Haley’s mother, Heather Dinsmore, warned school officials about Law’s past alleged behavior and asked her to provide her daughter with safety. But when she gave them a file containing a document about the allegations, the school administrator would not see it, the proceedings said.

In January 2020, in the final week of Haley Dinsmore’s third year, she said she noticed that some of her grades suddenly dropped from A to B. She said she was looking at her grades “like a hawk” and was doing well in class. There were no new challenges that could affect your grades.

She reported the change in grades to her teacher, but they accused her of being delusional, she said.

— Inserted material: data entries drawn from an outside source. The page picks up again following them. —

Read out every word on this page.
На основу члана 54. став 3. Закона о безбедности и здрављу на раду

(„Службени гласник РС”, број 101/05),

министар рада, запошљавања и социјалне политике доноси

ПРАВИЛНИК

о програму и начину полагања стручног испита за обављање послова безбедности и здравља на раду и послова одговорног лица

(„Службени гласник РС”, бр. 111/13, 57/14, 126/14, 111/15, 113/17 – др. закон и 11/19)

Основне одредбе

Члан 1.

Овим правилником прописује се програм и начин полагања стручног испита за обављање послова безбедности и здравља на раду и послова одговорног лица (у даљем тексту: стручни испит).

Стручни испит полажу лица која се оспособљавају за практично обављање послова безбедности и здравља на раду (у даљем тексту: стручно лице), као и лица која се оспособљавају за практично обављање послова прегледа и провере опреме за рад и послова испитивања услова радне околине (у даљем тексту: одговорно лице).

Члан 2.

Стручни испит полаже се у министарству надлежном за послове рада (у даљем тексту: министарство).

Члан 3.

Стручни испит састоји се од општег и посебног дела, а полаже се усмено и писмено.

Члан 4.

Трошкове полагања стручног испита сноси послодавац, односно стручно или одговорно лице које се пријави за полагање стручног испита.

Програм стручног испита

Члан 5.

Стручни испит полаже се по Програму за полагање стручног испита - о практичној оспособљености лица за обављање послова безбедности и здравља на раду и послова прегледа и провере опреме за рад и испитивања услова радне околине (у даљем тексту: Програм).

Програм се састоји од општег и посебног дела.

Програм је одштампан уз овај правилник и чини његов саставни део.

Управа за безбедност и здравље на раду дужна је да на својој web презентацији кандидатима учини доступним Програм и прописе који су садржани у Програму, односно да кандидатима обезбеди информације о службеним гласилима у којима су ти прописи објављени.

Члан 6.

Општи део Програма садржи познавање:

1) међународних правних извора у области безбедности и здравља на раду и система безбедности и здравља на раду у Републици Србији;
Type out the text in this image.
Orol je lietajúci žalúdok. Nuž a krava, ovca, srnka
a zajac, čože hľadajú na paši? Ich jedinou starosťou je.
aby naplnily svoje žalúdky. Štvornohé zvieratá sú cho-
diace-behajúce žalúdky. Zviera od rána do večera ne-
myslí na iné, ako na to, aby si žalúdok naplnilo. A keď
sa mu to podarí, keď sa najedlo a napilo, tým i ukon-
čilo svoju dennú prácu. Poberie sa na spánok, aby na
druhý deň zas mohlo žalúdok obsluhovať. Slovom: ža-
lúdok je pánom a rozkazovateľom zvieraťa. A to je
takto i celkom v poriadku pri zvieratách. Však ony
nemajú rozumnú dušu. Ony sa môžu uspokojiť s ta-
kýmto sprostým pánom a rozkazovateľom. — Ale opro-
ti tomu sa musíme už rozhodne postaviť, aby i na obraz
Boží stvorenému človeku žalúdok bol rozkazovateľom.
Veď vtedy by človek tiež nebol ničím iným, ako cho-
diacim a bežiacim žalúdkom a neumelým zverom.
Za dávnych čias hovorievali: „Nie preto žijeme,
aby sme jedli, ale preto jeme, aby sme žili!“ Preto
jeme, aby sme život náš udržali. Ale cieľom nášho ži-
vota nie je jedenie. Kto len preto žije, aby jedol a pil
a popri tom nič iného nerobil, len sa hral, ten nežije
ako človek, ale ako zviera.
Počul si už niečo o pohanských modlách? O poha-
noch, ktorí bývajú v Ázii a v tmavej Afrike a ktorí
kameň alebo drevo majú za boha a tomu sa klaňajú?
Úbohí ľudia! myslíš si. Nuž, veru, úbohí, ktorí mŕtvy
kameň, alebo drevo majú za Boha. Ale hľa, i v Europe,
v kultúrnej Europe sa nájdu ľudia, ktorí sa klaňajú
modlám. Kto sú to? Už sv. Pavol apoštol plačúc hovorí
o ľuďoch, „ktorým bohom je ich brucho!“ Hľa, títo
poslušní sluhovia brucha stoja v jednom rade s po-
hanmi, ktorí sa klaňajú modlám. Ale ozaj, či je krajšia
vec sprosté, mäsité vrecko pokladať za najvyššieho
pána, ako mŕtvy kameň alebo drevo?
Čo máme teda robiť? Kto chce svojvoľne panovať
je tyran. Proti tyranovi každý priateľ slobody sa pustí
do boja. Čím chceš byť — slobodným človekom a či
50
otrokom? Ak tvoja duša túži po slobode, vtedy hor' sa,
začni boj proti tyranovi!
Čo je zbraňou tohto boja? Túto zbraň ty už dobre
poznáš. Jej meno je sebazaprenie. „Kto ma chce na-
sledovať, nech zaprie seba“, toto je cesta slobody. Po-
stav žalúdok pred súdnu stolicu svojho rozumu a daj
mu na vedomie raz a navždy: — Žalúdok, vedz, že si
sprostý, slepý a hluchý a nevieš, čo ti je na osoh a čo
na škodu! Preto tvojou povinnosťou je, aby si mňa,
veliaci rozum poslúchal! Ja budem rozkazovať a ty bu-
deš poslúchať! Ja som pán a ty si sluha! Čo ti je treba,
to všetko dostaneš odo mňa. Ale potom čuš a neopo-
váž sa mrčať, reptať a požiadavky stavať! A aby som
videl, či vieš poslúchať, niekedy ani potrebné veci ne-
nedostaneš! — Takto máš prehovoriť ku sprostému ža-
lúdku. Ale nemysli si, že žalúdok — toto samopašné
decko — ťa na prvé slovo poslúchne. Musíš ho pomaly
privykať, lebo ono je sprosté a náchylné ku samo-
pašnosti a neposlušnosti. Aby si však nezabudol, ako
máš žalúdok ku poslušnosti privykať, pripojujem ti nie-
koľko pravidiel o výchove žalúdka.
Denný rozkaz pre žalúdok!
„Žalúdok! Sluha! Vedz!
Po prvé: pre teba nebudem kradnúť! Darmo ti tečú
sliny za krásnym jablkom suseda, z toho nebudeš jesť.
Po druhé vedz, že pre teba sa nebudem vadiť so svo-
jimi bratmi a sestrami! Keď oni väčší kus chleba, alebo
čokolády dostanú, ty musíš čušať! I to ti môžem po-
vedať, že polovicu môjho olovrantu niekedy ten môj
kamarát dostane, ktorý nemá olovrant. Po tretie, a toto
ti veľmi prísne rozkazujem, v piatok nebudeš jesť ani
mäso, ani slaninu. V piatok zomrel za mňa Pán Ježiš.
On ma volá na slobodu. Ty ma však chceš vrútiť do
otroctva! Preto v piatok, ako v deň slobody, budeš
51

A few days later, Dinsmore received a social media message from one of Roe’s friends, telling him that Roe had hacked her record and changed her grades. Shortly thereafter, Dinsmore saw her grade suddenly return to A, but she said she scored higher than before.

Dinsmore spoke to the school staff again, but she said they didn’t believe her.

“No one was listening to me,” Dinsmore said. “No one helped me.”

Five days later, the district called the San Diego police. San Diego police came to school, separated Haley Dinsmore from the class she shared with Law, and asked her a question. Later that day, police took Roe out of class and arrested him, the proceedings allege.

Heather Dinsmore said Haley was humiliated and embarrassed as her classmates linked her to Rho’s arrest.

The next day, San Dieguito informed his family in the district that he would shut down external access to the Aeries program due to security issues.

Eight months later, in September 2020, Haley Dinsmore received a letter from Aeries Software warning that someone had gained unauthorized access to San Dieguito’s student information system between April 2019 and January 2020. The district also had a male student breaking the records of Dinsmore and other students in a proceeding against Aeries.

Haley Dinsmore said the harassment she claimed in the proceedings hurt her self-esteem, peer position and mental health. She said the alleged grade manipulation could also ruin her confidence in school and confuse her chances of enrolling in a good college.

Sometimes when she was alone at night, she felt she was being watched.

“Paranoia is like being rooted in me,” she said.

She has been treated for over a year. She said San Dieguito paid for it for a while and stopped when she graduated.